The full range of brain disorders caused by Covid-19 may not have been picked up yet, because many patients in hospitals are too sick to examine in brain scanners or with other procedures.

Subtle brain damage

“What we really need now is better research to look at what’s really going on in the brain,” Zandi told The Guardian.

One concern is that the virus could leave a minority of the population with subtle brain damage that only becomes apparent in years to come. This may have happened in the wake of the 1918 flu pandemic, when up to a million people appeared to develop brain disease.

“It’s a concern if some hidden epidemic could occur after Covid-19 where you’re going to see delayed effects on the brain, because there could be subtle effects on the brain and slowly things happen over the coming years, but it’s far too early for us to judge now,” Zandi said.

On the day the study was made public, CNN anchor Richard Quest who contracted Covid-19 and recovered, wrote an article alluding to the effects that Covid-19 have on his neurological system.

“I am also discovering new areas of damage. I have now become incredibly clumsy. I was never the most lissome person, no one ever called me graceful, but my clumsiness is off the chart,” he wrote on the CNN website.

Mild confusion

“If I reach for a glass, or take something out of a cupboard, I will knock it, or drop it on the floor. I have tripped over the curb and gone flying. I fall over furniture. It is as if that part of my brain, which subconsciously adjusts hand and movement to obstacles it sees, isn’t working.”

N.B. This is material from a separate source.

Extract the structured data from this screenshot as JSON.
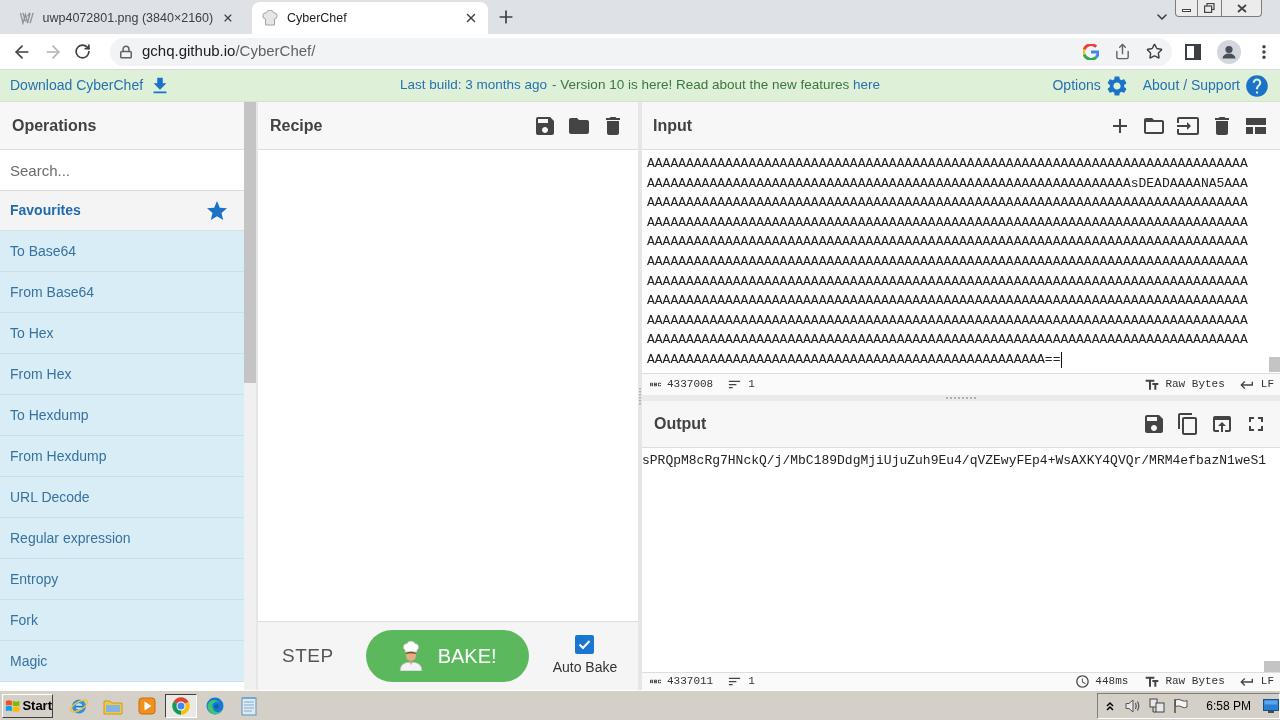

He added that at times he got a sense of mild confusion. “The micro delay in a thought, the hesitation with a word. Nobody would notice but me,” he said. “The doctors try to reassure me, saying, this will wear off, but they can’t tell me when.”

The patients in the study included 24 males and 19 females with ages ranging from 16 to 85 years. Twenty-three of the patients (53 per cent) were non-white. On the basis of a positive nasal-pharyngeal throat SARS-CoV-2 PCR test, 29 were defined as definite Covid-19, eight were probable and six were possible for this association.

The severity of the Covid-19 symptoms varied from mild to critical.

However, David Strain, a senior clinical lecturer at the University of Exeter Medical School, said only a small number of patients appeared to experience serious neurological complications and that more work was needed to understand their prevalence.

“This is very important as we start to prepare post-Covid-19 rehabilitation programmes,” he told The Guardian.


“We’ve already seen that some people with Covid-19 may need a long rehabilitation period, both physical rehabilitation such as exercise, and brain rehabilitation. We need to understand more about the impact of this infection on the brain.”

Locally, some 8,528 cases have been confirmed to be positive.

Of these, Kenya has recorded 2,593 recoveries that have come on the back of 169 deaths.